Yellow Jacket

Lore drop: EYNIOBB CORPORATE MEMORANDUM



Classification: Internal Use Only – Executive Tier Clearance Required
Subject: EYNIOBB Composition, Flavor Engineering Constraints, and Psychological Deployment
Document ID: VDC-RS-RED-13X-OMEGA
Date: [REDACTED]
From: R&D Nutrition Division, EYNIOBB Core
To: Legion Supply Command, Citadel Integration Office

RE: Function, Flavor Viability, and Molecular Warnings Regarding the Everything-You-Need-in-One Bug Bar (EYNIOBB)

Confirmed Function:

The EYNIOBB contains every essential component required for complete human survival under combat and deprivation conditions:

Full-spectrum amino acids

Adaptive micronutrient compounds

Combat-ready caloric balance

Neuroregulation agents to suppress violent instability

Shelf-stable for 190 years

Self-hydrating

Does not require chewing or digestion assistance

Public Flavor Narrative:

"Made of bugs for clean, sustainable energy."

Internal Clarification:

The bar contains no insects.

"Bug bar" was a deliberate naming strategy to distract from the far more unsettling reality.

The base compound, Grey Slurry 13C1, is a bio-synthetic slurry derived from reclaimed organic waste, decellularized tissue biomass, and lab-grown tumor colonies optimized for protein output.

Slurry 13C1 is chemically unstable when combined with flavor modifiers.

The narrative has been taken without permission. Report any sightings.

Taste Profile:

The bar's only stable and safe flavor is sadness.

That is not a joke, nor a punishment. It is the result of decades of failed flavor research.

EYNIOBB has attempted:

Neutral

Comforting

Sweet

Savory

Umami

Even emotional tones like nostalgia and hope

All failed.

Joy-based flavors caused psychological destabilization in long-term consumption trials.

Savory and sweet flavors led to emotional rebellion, resentment toward command, and in some cases full mental collapse.

Neutral flavors created apathetic detachment bordering on suicidal shutdown.

Sadness was the only emotion-flavor compound that could:

Be tolerated long-term

Maintain discipline

Prevent emotional corruption

Reinforce compliance under Legion pressure

If there were a better flavor, we would use it. Think of the credits

Dr. Thallus Mure, Lead Compound Engineer

Warning: Flavor Modification Attempts

Attempts to improve the taste have triggered chemical aggression from compound 13C1:

Salt, sugar, vinegar, alcohols: All led to violent flavor distortion and internal bar reformation

Artificial sweeteners: Triggered personality drift and mild amnesia

Cinnamon: Caused hardening to ceramic-like density

Honey: Caused the infamous "bee incident"

"Tasted like angry bees trying to rip their way up your throat and out your skull."
Subject 44.7, post-honey trial

Molecular analysis confirmed pseudo-stinger formation, histamine surges, and neural buzzing hallucinations.

Recommendation: Do not apply coatings, sauces, glazes, or dips. Do not mix with other food. Do not heat. Do not consume with hope.

Legion Usage Protocol:

The EYNIOBB is standard issue for first-year cadets and disciplinary rations for Legionnaires.
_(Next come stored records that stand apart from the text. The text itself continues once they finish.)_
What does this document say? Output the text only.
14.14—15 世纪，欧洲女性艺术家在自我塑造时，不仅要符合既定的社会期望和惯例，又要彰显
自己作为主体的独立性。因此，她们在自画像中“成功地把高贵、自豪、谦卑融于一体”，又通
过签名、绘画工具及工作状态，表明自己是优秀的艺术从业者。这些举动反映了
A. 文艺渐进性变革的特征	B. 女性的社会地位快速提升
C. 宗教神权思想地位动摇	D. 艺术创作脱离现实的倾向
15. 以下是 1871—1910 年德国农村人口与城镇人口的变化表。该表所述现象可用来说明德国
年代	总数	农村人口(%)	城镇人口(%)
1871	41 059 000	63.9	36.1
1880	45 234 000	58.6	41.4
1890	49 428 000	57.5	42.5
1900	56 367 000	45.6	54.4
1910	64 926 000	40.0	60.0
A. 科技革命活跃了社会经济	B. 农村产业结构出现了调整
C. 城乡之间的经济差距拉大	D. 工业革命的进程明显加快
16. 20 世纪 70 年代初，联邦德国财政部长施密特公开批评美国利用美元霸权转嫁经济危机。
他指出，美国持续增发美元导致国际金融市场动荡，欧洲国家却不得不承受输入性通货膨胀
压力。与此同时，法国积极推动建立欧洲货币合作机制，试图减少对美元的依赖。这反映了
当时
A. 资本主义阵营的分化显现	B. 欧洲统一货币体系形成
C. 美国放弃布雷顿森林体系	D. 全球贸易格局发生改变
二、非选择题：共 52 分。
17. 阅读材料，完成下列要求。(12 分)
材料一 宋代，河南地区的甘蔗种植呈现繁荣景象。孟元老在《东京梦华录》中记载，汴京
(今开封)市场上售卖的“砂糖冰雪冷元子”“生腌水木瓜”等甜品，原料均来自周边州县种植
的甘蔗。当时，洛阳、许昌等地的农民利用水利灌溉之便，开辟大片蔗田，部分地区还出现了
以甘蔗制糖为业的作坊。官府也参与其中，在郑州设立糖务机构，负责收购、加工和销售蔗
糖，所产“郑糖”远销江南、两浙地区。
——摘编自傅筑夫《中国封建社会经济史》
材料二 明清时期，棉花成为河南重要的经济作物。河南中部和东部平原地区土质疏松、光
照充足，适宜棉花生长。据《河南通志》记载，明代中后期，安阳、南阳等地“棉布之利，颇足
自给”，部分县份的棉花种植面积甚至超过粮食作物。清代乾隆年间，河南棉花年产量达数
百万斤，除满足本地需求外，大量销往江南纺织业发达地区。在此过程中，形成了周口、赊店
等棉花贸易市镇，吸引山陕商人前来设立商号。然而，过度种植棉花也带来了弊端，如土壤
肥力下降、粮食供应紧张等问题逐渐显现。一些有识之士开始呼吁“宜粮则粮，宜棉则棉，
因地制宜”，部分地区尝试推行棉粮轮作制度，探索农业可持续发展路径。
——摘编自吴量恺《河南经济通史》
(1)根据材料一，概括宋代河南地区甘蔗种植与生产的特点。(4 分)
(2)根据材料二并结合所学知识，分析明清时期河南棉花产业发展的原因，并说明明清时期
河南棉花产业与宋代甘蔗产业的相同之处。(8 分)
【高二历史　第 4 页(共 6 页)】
Despised universally except by instructors, who deploy it with sadistic precision.

Use Cases:

Punishment for failure

Obedience reinforcement

Post-failure emotional recalibration

Discipline through despair

"Flavor is mercy. They haven't earned it."
Lisa Verdance

Final Notes:

"They didn't fail to make it taste better.
They tried everything.
Sadness is the best we've got."
EYNIOBB Internal Conclusion, Flavor Division Seal Approved

The Bug Bar: Everything you need. Nothing you want.